The Grand Bazaar is the oldest “shopping mall” in the world, and full of all sorts of shops, including most famously, the gold and leather sellers. We wandered through the maze of stores, hearing people barter and shop. We admired the many lamp shops with the beautiful multicolored lights, and mingled with shoppers from all over the world. One of our favorite places in this area was the Cemberlitas Hamam, an authentic 500 year old Turkish Bath, built by a Sultan to feed the social tradition of bathing. This one was unique for the time, in that it had a women’s section perfectly equal to the men’s section. Back in the day, the hamams provided a welcome social escape for women who were usually kept close to home and protected. Each is constructed entirely of white marble. In the center, semi-clothed people lay down on a round marble slab, raising their body temperatures and relaxing while sunbeams shine down from holes in the domed ceiling. Meanwhile others get scrubbed down with loofahs and bubbles by attendants who also wash you down in annexes that surround the center slab. There are also hot pools and showers. We opted for a massage and mud face mask to complete the experience. This was a beautiful place, where we experienced history, culture, and intense relaxation, all at the same time. Fantastic!

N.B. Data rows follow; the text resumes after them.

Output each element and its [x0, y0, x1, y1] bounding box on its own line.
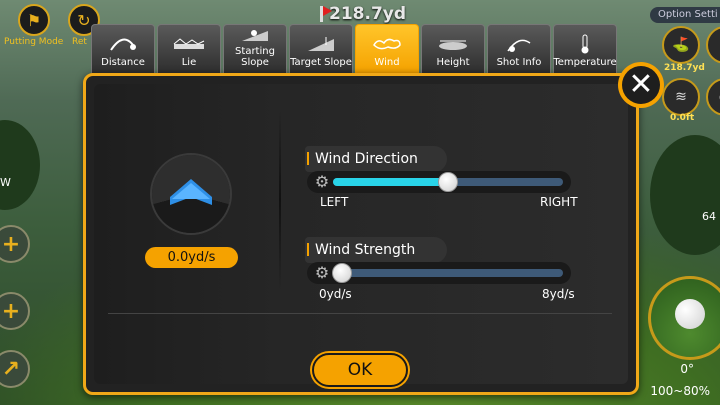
wind-direction-title: Wind Direction — [305, 146, 447, 172]
panel-divider — [279, 110, 281, 290]
tab-label: Lie — [181, 57, 197, 68]
wind-strength-knob[interactable] — [332, 263, 353, 283]
shot-info-icon — [499, 34, 539, 54]
tab-label: Height — [436, 57, 470, 68]
wind-icon — [367, 34, 407, 54]
gear-icon[interactable]: ⚙ — [313, 173, 331, 191]
tab-label: Target Slope — [290, 57, 352, 68]
tab-starting-slope[interactable]: Starting Slope — [223, 24, 287, 73]
tab-shot-info[interactable]: Shot Info — [487, 24, 551, 73]
putting-mode-label: Putting Mode — [4, 37, 64, 47]
tab-height[interactable]: Height — [421, 24, 485, 73]
power-range: 100~80% — [650, 384, 710, 398]
wind-direction-fill — [333, 178, 448, 186]
wind-direction-slider-container: ⚙ — [307, 171, 571, 193]
option-tab-bar: Distance Lie Starting Slope Target Slope… — [91, 24, 617, 73]
wind-speed-display: 0.0yd/s — [145, 247, 238, 268]
close-icon: ✕ — [622, 66, 660, 104]
close-button[interactable]: ✕ — [618, 62, 664, 108]
wind-direction-compass — [150, 153, 232, 235]
starting-slope-icon — [235, 25, 275, 43]
tab-label: Starting Slope — [235, 46, 275, 68]
option-settings-tab[interactable]: Option Setti — [650, 7, 720, 23]
wind-arrow-icon — [170, 179, 212, 205]
wind-direction-track[interactable] — [333, 172, 563, 192]
tab-temperature[interactable]: Temperature — [553, 24, 617, 73]
wind-direction-knob[interactable] — [438, 172, 458, 192]
tab-lie[interactable]: Lie — [157, 24, 221, 73]
lie-icon — [169, 34, 209, 54]
thermometer-icon — [565, 34, 605, 54]
wind-strength-max-label: 8yd/s — [542, 287, 575, 301]
tab-wind[interactable]: Wind — [355, 24, 419, 73]
tab-label: Wind — [374, 57, 400, 68]
ok-button[interactable]: OK — [312, 353, 408, 387]
distance-value: 218.7yd — [329, 4, 407, 24]
view-circle-button[interactable]: ◉ — [706, 78, 720, 116]
launch-angle: 0° — [680, 362, 694, 376]
flag-icon — [320, 6, 332, 22]
wind-indicator-label: W — [0, 176, 11, 189]
golf-ball-icon — [675, 299, 705, 329]
wind-direction-max-label: RIGHT — [540, 195, 578, 209]
wind-strength-track[interactable] — [332, 263, 563, 283]
tab-label: Distance — [101, 57, 145, 68]
tab-target-slope[interactable]: Target Slope — [289, 24, 353, 73]
tab-label: Shot Info — [496, 57, 542, 68]
putting-mode-button[interactable]: ⚑ — [18, 4, 50, 36]
tree-decoration — [0, 120, 40, 210]
hole-distance: 218.7yd — [320, 4, 406, 24]
lie-circle-button[interactable]: ≋ — [662, 78, 700, 116]
lie-height-value: 0.0ft — [670, 113, 695, 123]
retry-label: Ret — [72, 37, 87, 47]
gear-icon[interactable]: ⚙ — [313, 264, 331, 282]
height-icon — [433, 34, 473, 54]
panel-body — [94, 84, 628, 384]
club-distance: 218.7yd — [664, 63, 705, 73]
wind-settings-panel — [83, 73, 639, 395]
side-value: 64 — [702, 210, 716, 223]
distance-icon — [103, 34, 143, 54]
wind-strength-slider-container: ⚙ — [307, 262, 571, 284]
tab-label: Temperature — [553, 57, 617, 68]
wind-strength-title: Wind Strength — [305, 237, 447, 263]
club-button[interactable]: ⛳ — [662, 26, 700, 64]
panel-separator — [108, 313, 612, 314]
target-slope-icon — [301, 34, 341, 54]
wind-strength-min-label: 0yd/s — [319, 287, 352, 301]
settings-circle-button[interactable]: ⚙ — [706, 26, 720, 64]
wind-direction-min-label: LEFT — [320, 195, 349, 209]
tab-distance[interactable]: Distance — [91, 24, 155, 73]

After itching to leave Asia, we decided to go back! Without really considering the implications, we decided to rent a car for a couple of days to help us explore more of the region that spans 2 continents. Well we soon encountered the main issue that would plague us for a couple of days. We had to do all that we could to avoid getting in a wreck. The part of town where we were staying, Beyoglu, is like a maze of extremely narrow cobblestone streets. We couldn’t even drive ourselves to our apartment because we couldn’t figure out how to get there. There was literally one way in and one way out. Roads would abruptly stop and switch to a staircase, cars would park alongside the already narrow streets making turning near impossible. It was out of control! Well, I must applaud Tushar for avoiding an accident, well not quite. There was this one time where a parking attendant directed us to get extremely trapped between a wall (rock) and a car (hard place). Adventures quickly followed with the inevitable damage and car owners and yelling and defending. Good times!! The next day we drove across the Bosphorus to Asia, and intended to drive all the way to the Black Sea, but due to a lack of highways, confusing street signs, and more maze-like streets, we didn’t get quite that far. We did a chance to explore some towns on the Asia side and observed a significantly more chilled out vibe, less amenities, and (even) less English spoken. We eventually opted to spend the afternoon relaxing with a coffee and a view of Sultanahmet and the Marmara Sea.
Overall we loved Istanbul and would highly recommend it to you people looking for a well balanced destination that has a lot to offer in richness of culture, history, and good vibes.